A bestselling author’s innovative history of the civil rights movement, stressing its unexpected affinities with military strategy and its lessons for nonviolent resistance around the world. In Waging a Good War, Pulitzer Prize–winning journalist Thomas E. Ricks offers a radical new perspective on the Civil Rights Movement of the 1950s and 1960s and its legacy today, arguing that it had much more in common with military campaigns than is generally understood. If we see how much attention Movement leaders and stalwarts paid to issues such as recruiting, training, discipline and organization, and especially to strategy and tactics, we can develop a better grasp of why they succeeded. Taking this novel approach, Ricks deftly follows Martin Luther King Jr. and other key figures from one campaign to another, demonstrating that the philosophy of nonviolence was an active and even aggressive method of confronting foes and achieving victory.
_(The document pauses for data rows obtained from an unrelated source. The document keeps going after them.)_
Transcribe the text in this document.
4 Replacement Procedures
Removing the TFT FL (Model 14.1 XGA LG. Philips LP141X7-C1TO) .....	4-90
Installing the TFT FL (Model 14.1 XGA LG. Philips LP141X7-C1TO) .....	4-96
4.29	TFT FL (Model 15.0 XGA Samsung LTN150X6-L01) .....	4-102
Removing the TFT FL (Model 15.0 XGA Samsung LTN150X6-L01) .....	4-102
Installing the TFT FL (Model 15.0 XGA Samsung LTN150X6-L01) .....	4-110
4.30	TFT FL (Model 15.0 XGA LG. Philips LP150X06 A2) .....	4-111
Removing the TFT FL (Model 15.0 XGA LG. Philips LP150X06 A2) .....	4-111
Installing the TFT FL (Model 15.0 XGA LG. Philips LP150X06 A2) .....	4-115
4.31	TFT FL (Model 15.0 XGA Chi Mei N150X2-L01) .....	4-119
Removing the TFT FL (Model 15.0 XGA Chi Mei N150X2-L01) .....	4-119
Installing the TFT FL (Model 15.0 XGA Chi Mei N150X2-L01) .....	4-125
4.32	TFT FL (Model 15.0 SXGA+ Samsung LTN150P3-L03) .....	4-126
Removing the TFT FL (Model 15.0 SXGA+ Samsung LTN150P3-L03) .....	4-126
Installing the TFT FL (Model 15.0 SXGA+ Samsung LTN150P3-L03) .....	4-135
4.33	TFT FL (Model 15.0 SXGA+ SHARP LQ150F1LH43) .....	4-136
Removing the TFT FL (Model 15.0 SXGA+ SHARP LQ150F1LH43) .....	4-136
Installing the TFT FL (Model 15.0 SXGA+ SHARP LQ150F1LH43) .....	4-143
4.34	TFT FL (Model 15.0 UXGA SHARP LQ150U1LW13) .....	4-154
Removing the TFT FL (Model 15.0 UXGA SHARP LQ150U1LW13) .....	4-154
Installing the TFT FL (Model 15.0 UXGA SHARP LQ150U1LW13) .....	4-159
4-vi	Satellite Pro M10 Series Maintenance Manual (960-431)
In vivid anecdotes and stories, he calls attention to the Movement’s deft use of military-inspired or military-like tools for achieving change. Bringing King, Fannie Lou Hamer, John Lewis and other leaders into new focus, Ricks also offers fascinating appreciations of less renowned figures who played critical roles in fashioning nonviolence into a potent weapon—the activists James Lawson, James Bevel, Diane Nash and Septima Clark foremost among them. He also explores the Movement’s later difficulties as internal disputes and white backlash intensified. Rich with novel episodes and resonant lessons, Waging a Good War is an indispensable addition to the literature of racial justice and social change. At a time of extraordinary stress and division in America, Ricks offers a surprisingly optimistic conclusion, contending that if we understand better how the Civil Rights Movement succeeded in the 1960s, we can make even greater strides in our own time.